Asymptotics of eigenvalues of the Schroedinger operator with a strong delta-interaction on a loop

TL;DR

This paper analyzes the asymptotic behavior of eigenvalues for a Schrödinger operator with a strong delta interaction supported on a smooth loop, revealing how eigenvalues behave as the interaction strength increases infinitely.

Contribution

It provides the first detailed asymptotic formulas for eigenvalues and the count of negative eigenvalues of the Schrödinger operator with delta interaction on a closed curve as the coupling becomes very strong.

Findings

Eigenvalues have explicit asymptotic forms as beta tends to infinity.

Number of negative eigenvalues grows in a predictable asymptotic manner.

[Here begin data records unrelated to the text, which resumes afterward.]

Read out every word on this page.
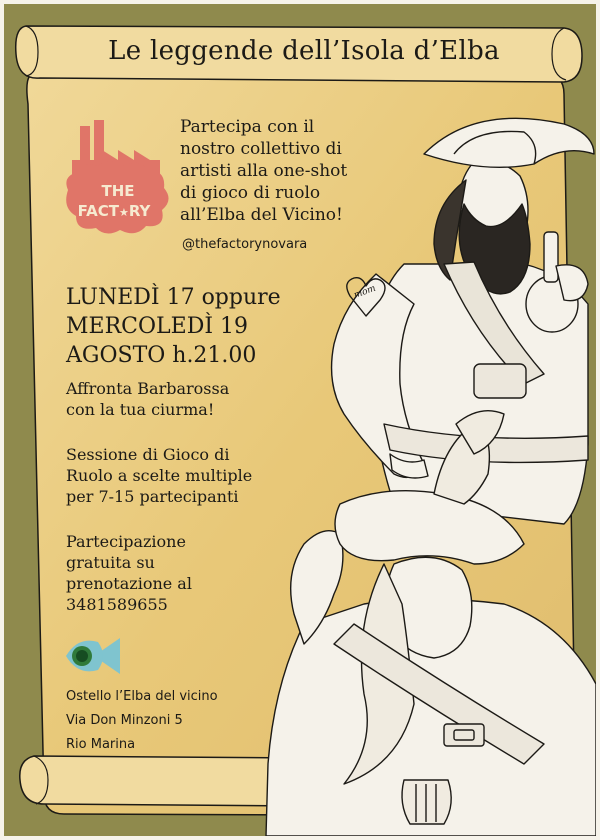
mom
THE
FACT★RY
Le leggende dell’Isola d’Elba
Partecipa con il
nostro collettivo di
artisti alla one-shot
di gioco di ruolo
all’Elba del Vicino!
@thefactorynovara
LUNEDÌ 17 oppure
MERCOLEDÌ 19
AGOSTO h.21.00
Affronta Barbarossa
con la tua ciurma!
Sessione di Gioco di
Ruolo a scelte multiple
per 7-15 partecipanti
Partecipazione
gratuita su
prenotazione al
3481589655
Ostello l’Elba del vicino
Via Don Minzoni 5
Rio Marina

Results extend understanding of spectral properties of delta-interaction operators.

Abstract

In this paper we investigate the operator $H_{\beta}=-\Delta-\beta\delta(\cdot-\Gamma)$ in $L^{2}({\Bbb R}^{2})$, where $\beta>0$ and $\Gamma$ is a closed $C^{4}$ Jordan curve in ${\Bbb R}^{2}$. We obtain the asymptotic form of each eigenvalue of $H_{\beta}$ as $\beta$ tends to infinity. We also get the asymptotic form of the number of negative eigenvalues of $H_{\beta}$ in the strong coupling asymptotic regime.